Die Euregiobahn um Aachen (RB 20) allerdings schon noch, mit ähnlich bescheidener Trennung durch einen Aufkleber auf der Wand. Null Komfortvorteil, der einen Mehrpreis rechtfertigen würde, inbesondere auch keine höhere Sitzplatzchance, da viele Fahgräste mit 2. Klasse-Tickets sich dort versehentlich hinsetzen. So schafft man sicher keine Nachfrage.

Anderweitig wäre es aber auch schwierig, so günstig sind nämlich AVV und insbesondere VRS nicht - Schon die 2. Klasse-Tickets sind nicht so weit von den Kosten eines Kleinwagen entfernt. Eine noch teurere erste Klasse lässt Autofahren da deutlich attraktiver erscheinen. Hier fehlt vor allem der politische Wille, den ÖV weiter zu fördern.
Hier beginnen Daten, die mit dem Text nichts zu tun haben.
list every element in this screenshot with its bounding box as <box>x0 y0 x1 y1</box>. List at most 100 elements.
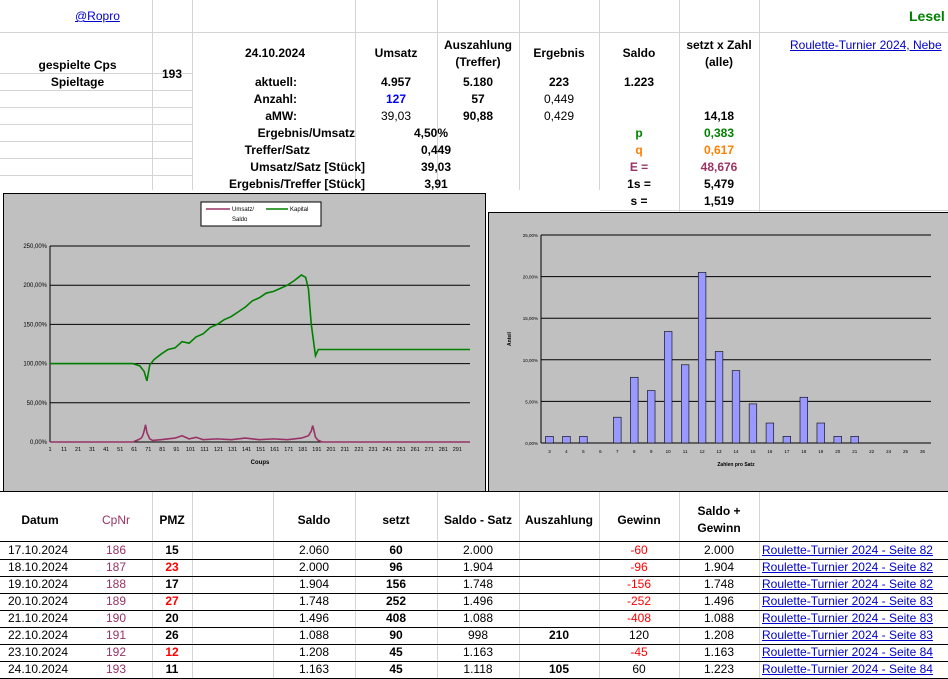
x-axis-title: Coups <box>251 460 270 466</box>
aktuell-ergebnis: 223 <box>548 75 570 89</box>
cell-cpnr: 193 <box>105 662 127 676</box>
x-tick-label: 11 <box>61 447 67 453</box>
y-tick-label: 200,00% <box>23 283 47 289</box>
th-saldo: Saldo <box>297 513 331 527</box>
played-value: 193 <box>161 67 183 81</box>
bar-10 <box>664 331 673 444</box>
aktuell-label: aktuell: <box>254 75 297 89</box>
y-tick-label: 0,00% <box>525 441 538 446</box>
col-auszahlung-1: Auszahlung <box>444 38 512 52</box>
cell-cpnr: 189 <box>105 594 127 608</box>
cell-datum: 20.10.2024 <box>8 594 69 608</box>
x-tick-label: 16 <box>767 449 773 454</box>
played-label-2: Spieltage <box>50 75 105 89</box>
cell-saldo: 1.163 <box>298 662 330 676</box>
kapital-line-chart[interactable]: 0,00% 50,00% 100,00% 150,00% 200,00% 250,00% 1… <box>3 193 486 492</box>
forum-page-link[interactable]: Roulette-Turnier 2024 - Seite 84 <box>762 645 933 659</box>
legend-box <box>200 201 322 227</box>
aktuell-saldo: 1.223 <box>623 75 655 89</box>
forum-page-link[interactable]: Roulette-Turnier 2024 - Seite 82 <box>762 543 933 557</box>
forum-page-link[interactable]: Roulette-Turnier 2024 - Seite 83 <box>762 594 933 608</box>
bar-4 <box>562 436 571 444</box>
y-tick-label: 50,00% <box>27 401 48 407</box>
cell-saldo: 1.904 <box>298 577 330 591</box>
line-chart-svg: 0,00% 50,00% 100,00% 150,00% 200,00% 250,00% 1… <box>23 201 470 466</box>
e-label: E = <box>629 160 649 174</box>
table-row: 23.10.2024 192 12 1.208 45 1.163 -45 1.163 Roule… <box>0 644 948 662</box>
cell-gewinn: -252 <box>626 594 652 608</box>
bar-13 <box>714 351 724 444</box>
y-tick-label: 10,00% <box>523 358 538 363</box>
bar-3 <box>545 436 554 444</box>
cell-cpnr: 186 <box>105 543 127 557</box>
x-tick-label: 20 <box>835 449 841 454</box>
forum-page-link[interactable]: Roulette-Turnier 2024 - Seite 84 <box>762 662 933 676</box>
x-tick-label: 191 <box>312 447 321 453</box>
cell-saldo-satz: 2.000 <box>462 543 494 557</box>
cell-gewinn: -45 <box>630 645 648 659</box>
bar-5 <box>579 436 588 444</box>
bar-19 <box>816 422 825 444</box>
y-axis-title: Anteil <box>507 331 513 346</box>
x-tick-label: 17 <box>784 449 790 454</box>
forum-page-link[interactable]: Roulette-Turnier 2024 - Seite 83 <box>762 628 933 642</box>
aktuell-umsatz: 4.957 <box>380 75 412 89</box>
q-label: q <box>635 143 643 157</box>
cell-datum: 17.10.2024 <box>8 543 69 557</box>
cell-setzt: 96 <box>389 560 403 574</box>
ergebnis-umsatz-label: Ergebnis/Umsatz <box>257 126 355 140</box>
cell-auszahlung: 105 <box>548 662 570 676</box>
bar-14 <box>731 370 741 444</box>
cell-pmz: 27 <box>165 594 179 608</box>
bar-11 <box>681 364 690 444</box>
forum-page-link[interactable]: Roulette-Turnier 2024 - Seite 83 <box>762 611 933 625</box>
zahlen-bar-chart[interactable]: 0,00% 5,00% 10,00% 15,00% 20,00% 25,00% 3 4 5 6 7 8… <box>488 212 948 492</box>
handle-link[interactable]: @Ropro <box>75 9 120 23</box>
cell-pmz: 15 <box>165 543 179 557</box>
cell-saldo: 1.208 <box>298 645 330 659</box>
x-tick-label: 51 <box>117 447 123 453</box>
x-tick-label: 91 <box>173 447 179 453</box>
y-tick-label: 5,00% <box>525 399 538 404</box>
amw-umsatz: 39,03 <box>380 109 412 123</box>
lesel-label: Lesel <box>909 8 945 24</box>
umsatz-satz-label: Umsatz/Satz [Stück] <box>250 160 365 174</box>
aktuell-auszahlung: 5.180 <box>462 75 494 89</box>
cell-setzt: 90 <box>389 628 403 642</box>
x-axis-title: Zahlen pro Satz <box>717 462 755 468</box>
x-tick-label: 13 <box>717 449 723 454</box>
table-row: 22.10.2024 191 26 1.088 90 998 210 120 1.208 Roul… <box>0 627 948 645</box>
x-tick-label: 21 <box>852 449 858 454</box>
cell-pmz: 23 <box>165 560 179 574</box>
cell-gewinn: -60 <box>630 543 648 557</box>
x-tick-label: 12 <box>700 449 706 454</box>
amw-setzt: 14,18 <box>703 109 735 123</box>
forum-page-link[interactable]: Roulette-Turnier 2024 - Seite 82 <box>762 560 933 574</box>
anzahl-auszahlung: 57 <box>471 92 485 106</box>
bar-8 <box>630 376 639 444</box>
y-tick-label: 25,00% <box>523 233 538 238</box>
cell-cpnr: 191 <box>105 628 127 642</box>
cell-setzt: 252 <box>385 594 407 608</box>
x-tick-label: 3 <box>548 449 551 454</box>
x-tick-label: 101 <box>186 447 195 453</box>
ergebnis-treffer-label: Ergebnis/Treffer [Stück] <box>228 177 365 191</box>
anzahl-umsatz: 127 <box>385 92 407 106</box>
legend-umsatz-label: Umsatz/ <box>232 207 254 213</box>
cell-saldo-satz: 998 <box>467 628 489 642</box>
x-tick-label: 61 <box>131 447 137 453</box>
bar-9 <box>647 390 656 444</box>
forum-page-link[interactable]: Roulette-Turnier 2024 - Seite 82 <box>762 577 933 591</box>
col-umsatz: Umsatz <box>374 46 418 60</box>
cell-setzt: 408 <box>385 611 407 625</box>
top-forum-link[interactable]: Roulette-Turnier 2024, Nebe <box>790 38 942 52</box>
bar-18 <box>799 396 808 444</box>
cell-saldo-gewinn: 1.208 <box>703 628 735 642</box>
cell-gewinn: -96 <box>630 560 648 574</box>
treffer-satz-label: Treffer/Satz <box>244 143 310 157</box>
cell-saldo: 1.748 <box>298 594 330 608</box>
x-tick-label: 231 <box>368 447 377 453</box>
x-tick-label: 4 <box>565 449 568 454</box>
cell-cpnr: 188 <box>105 577 127 591</box>
y-tick-label: 20,00% <box>523 275 538 280</box>
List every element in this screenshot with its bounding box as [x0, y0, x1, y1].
Allerdings ist auch die initiale Annahme von GUM schon falsch, dass "die erfolgreichsten Unternehmen (...) nach Zahlungsbereitschaft differenzierte Produkte an(bieten)". Gerade in der europäischen Transportbranche ist das Quark, die profitabelsten Airlines sind etwa die Billigairlines mit Ryanair an der Spitze (die auch die größten Wachtsumsraten haben), s. etwa hier. Einheitsklasse ist angesagt, die ich mit einer Sitzplatzreservierung etwas aufwerten kann. Am Boden hat auch nicht die DB mit der wahnsinnig beeindruckenden ersten Klasse die beeindruckenden Wachtstumsraten, sondern die Fernbusse.